24. The method of claim 23, wherein the first substituent is the nucleophilic substituent, and the second substituent is the leaving group.

25. The method of claim 23, wherein the first substituent is the leaving group, and the second substituent is the nucleophilic substituent.

26. The method of claim 23, wherein the leaving group is selected from the group consisting of tosylate, mesylate, bromide, iodide, triflate and chloride.

27. The method of claim 23, wherein the nucleophilic substituent is hydroxyl.

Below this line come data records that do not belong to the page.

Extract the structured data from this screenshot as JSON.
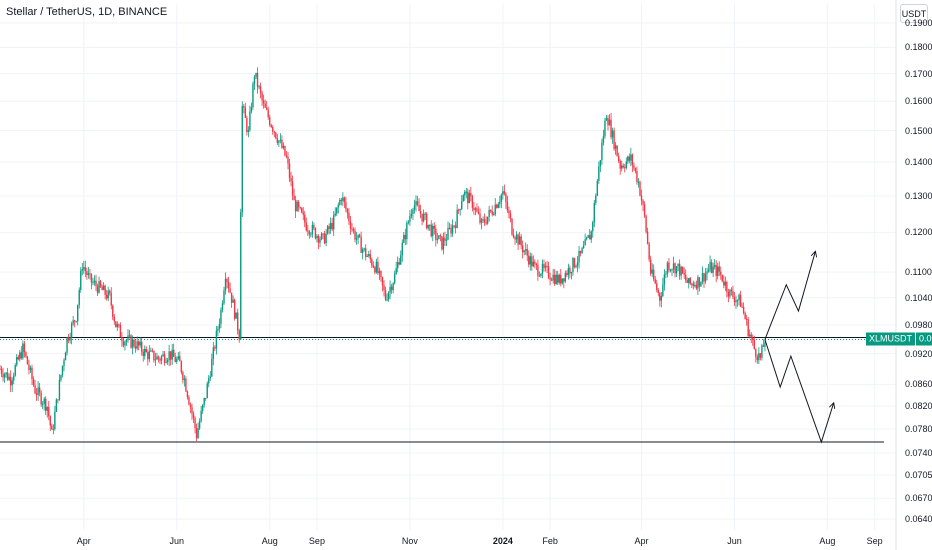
{
  "header": {
    "title": "Stellar / TetherUS, 1D, BINANCE",
    "unit": "USDT"
  },
  "chart_data": {
    "type": "candlestick",
    "title": "Stellar / TetherUS, 1D, BINANCE",
    "xlabel": "",
    "ylabel": "USDT",
    "y_scale": "log",
    "y_ticks": [
      "0.1900",
      "0.1800",
      "0.1700",
      "0.1600",
      "0.1500",
      "0.1400",
      "0.1300",
      "0.1200",
      "0.1100",
      "0.1040",
      "0.0980",
      "0.0920",
      "0.0860",
      "0.0820",
      "0.0780",
      "0.0740",
      "0.0705",
      "0.0670",
      "0.0640"
    ],
    "x_ticks": [
      {
        "label": "Apr",
        "date": "2023-04-01"
      },
      {
        "label": "Jun",
        "date": "2023-06-01"
      },
      {
        "label": "Aug",
        "date": "2023-08-01"
      },
      {
        "label": "Sep",
        "date": "2023-09-01"
      },
      {
        "label": "Nov",
        "date": "2023-11-01"
      },
      {
        "label": "2024",
        "date": "2024-01-01",
        "bold": true
      },
      {
        "label": "Feb",
        "date": "2024-02-01"
      },
      {
        "label": "Apr",
        "date": "2024-04-01"
      },
      {
        "label": "Jun",
        "date": "2024-06-01"
      },
      {
        "label": "Aug",
        "date": "2024-08-01"
      },
      {
        "label": "Sep",
        "date": "2024-09-01"
      }
    ],
    "x_range": [
      "2023-02-05",
      "2024-09-15"
    ],
    "y_range": [
      0.0625,
      0.198
    ],
    "last_price": {
      "symbol": "XLMUSDT",
      "value": "0.0949"
    },
    "horizontal_levels": [
      0.0953,
      0.0758
    ],
    "price_path": [
      [
        "2023-02-05",
        0.089
      ],
      [
        "2023-02-12",
        0.087
      ],
      [
        "2023-02-20",
        0.093
      ],
      [
        "2023-02-28",
        0.085
      ],
      [
        "2023-03-08",
        0.082
      ],
      [
        "2023-03-11",
        0.077
      ],
      [
        "2023-03-16",
        0.086
      ],
      [
        "2023-03-21",
        0.095
      ],
      [
        "2023-03-27",
        0.1
      ],
      [
        "2023-03-31",
        0.112
      ],
      [
        "2023-04-05",
        0.108
      ],
      [
        "2023-04-12",
        0.106
      ],
      [
        "2023-04-18",
        0.104
      ],
      [
        "2023-04-22",
        0.098
      ],
      [
        "2023-04-27",
        0.095
      ],
      [
        "2023-05-05",
        0.094
      ],
      [
        "2023-05-12",
        0.092
      ],
      [
        "2023-05-20",
        0.091
      ],
      [
        "2023-05-27",
        0.092
      ],
      [
        "2023-06-03",
        0.09
      ],
      [
        "2023-06-06",
        0.087
      ],
      [
        "2023-06-10",
        0.082
      ],
      [
        "2023-06-14",
        0.077
      ],
      [
        "2023-06-20",
        0.084
      ],
      [
        "2023-06-25",
        0.092
      ],
      [
        "2023-06-30",
        0.101
      ],
      [
        "2023-07-03",
        0.11
      ],
      [
        "2023-07-07",
        0.104
      ],
      [
        "2023-07-12",
        0.096
      ],
      [
        "2023-07-14",
        0.158
      ],
      [
        "2023-07-18",
        0.149
      ],
      [
        "2023-07-22",
        0.17
      ],
      [
        "2023-07-28",
        0.158
      ],
      [
        "2023-08-05",
        0.149
      ],
      [
        "2023-08-12",
        0.141
      ],
      [
        "2023-08-17",
        0.128
      ],
      [
        "2023-08-25",
        0.122
      ],
      [
        "2023-09-05",
        0.118
      ],
      [
        "2023-09-12",
        0.123
      ],
      [
        "2023-09-17",
        0.13
      ],
      [
        "2023-09-25",
        0.12
      ],
      [
        "2023-10-02",
        0.115
      ],
      [
        "2023-10-10",
        0.111
      ],
      [
        "2023-10-16",
        0.104
      ],
      [
        "2023-10-22",
        0.109
      ],
      [
        "2023-10-28",
        0.118
      ],
      [
        "2023-11-03",
        0.128
      ],
      [
        "2023-11-10",
        0.124
      ],
      [
        "2023-11-16",
        0.12
      ],
      [
        "2023-11-22",
        0.117
      ],
      [
        "2023-12-01",
        0.123
      ],
      [
        "2023-12-06",
        0.131
      ],
      [
        "2023-12-12",
        0.128
      ],
      [
        "2023-12-18",
        0.122
      ],
      [
        "2023-12-25",
        0.126
      ],
      [
        "2024-01-01",
        0.131
      ],
      [
        "2024-01-07",
        0.121
      ],
      [
        "2024-01-14",
        0.116
      ],
      [
        "2024-01-22",
        0.111
      ],
      [
        "2024-01-30",
        0.11
      ],
      [
        "2024-02-07",
        0.108
      ],
      [
        "2024-02-14",
        0.111
      ],
      [
        "2024-02-21",
        0.114
      ],
      [
        "2024-02-28",
        0.12
      ],
      [
        "2024-03-04",
        0.138
      ],
      [
        "2024-03-09",
        0.156
      ],
      [
        "2024-03-12",
        0.15
      ],
      [
        "2024-03-18",
        0.139
      ],
      [
        "2024-03-25",
        0.141
      ],
      [
        "2024-03-30",
        0.134
      ],
      [
        "2024-04-03",
        0.124
      ],
      [
        "2024-04-07",
        0.11
      ],
      [
        "2024-04-13",
        0.104
      ],
      [
        "2024-04-18",
        0.112
      ],
      [
        "2024-04-25",
        0.111
      ],
      [
        "2024-05-02",
        0.107
      ],
      [
        "2024-05-09",
        0.108
      ],
      [
        "2024-05-16",
        0.111
      ],
      [
        "2024-05-22",
        0.11
      ],
      [
        "2024-05-29",
        0.105
      ],
      [
        "2024-06-05",
        0.103
      ],
      [
        "2024-06-10",
        0.097
      ],
      [
        "2024-06-14",
        0.093
      ],
      [
        "2024-06-18",
        0.091
      ],
      [
        "2024-06-21",
        0.0949
      ]
    ],
    "projection_up": [
      [
        "2024-06-21",
        0.0949
      ],
      [
        "2024-07-05",
        0.107
      ],
      [
        "2024-07-13",
        0.101
      ],
      [
        "2024-07-24",
        0.115
      ]
    ],
    "projection_down": [
      [
        "2024-06-21",
        0.0949
      ],
      [
        "2024-07-01",
        0.0855
      ],
      [
        "2024-07-08",
        0.0915
      ],
      [
        "2024-07-28",
        0.0758
      ],
      [
        "2024-08-05",
        0.0825
      ]
    ]
  },
  "colors": {
    "up": "#089981",
    "down": "#f23645",
    "grid": "#f0f3fa",
    "axis_text": "#131722",
    "level_line": "#131722",
    "projection": "#131722"
  }
}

28. The method of claim 23, wherein the resin functional group is an amino functional group, an aminomethyl functional group, a hydrazinyl functional group, a carbonylmethyl functional group, a hydroxymethyl functional group, a methanethiol functional group, an ethane-1,2-diol functional group, a maleimide functional group or a furanyl functional group.

29. The method of claim 23, wherein the functional group comprises a carbonyl, carboxyl, thiol, ketone, aldehyde, amine, hydrazine, boronic acid or maleimide.

30. The method of claim 23, wherein the linking compound comprises a substituted aryl or heteroaryl compound, the at least two carbon atoms forming two adjacent carbon ring atoms of the substituted aryl or heteroaryl compound.

31. The method of claim 30, wherein the substituted aryl or heteroaryl compound comprises a benzene compound, the functional group being located para to the first substituent of one said two adjacent carbon ring atoms.

32. The method of claim 23, wherein n is an integer between 4 and 8.

33. The method of claim 23, wherein the resin comprises an aminomethylpolystyrene resin, optionally wherein the aminomethylpolystyrene resin is crushed.

34. The method of claim 23, wherein said coupling the linking compound to the reactant compound is performed with a base, optionally wherein the base is K2CO3.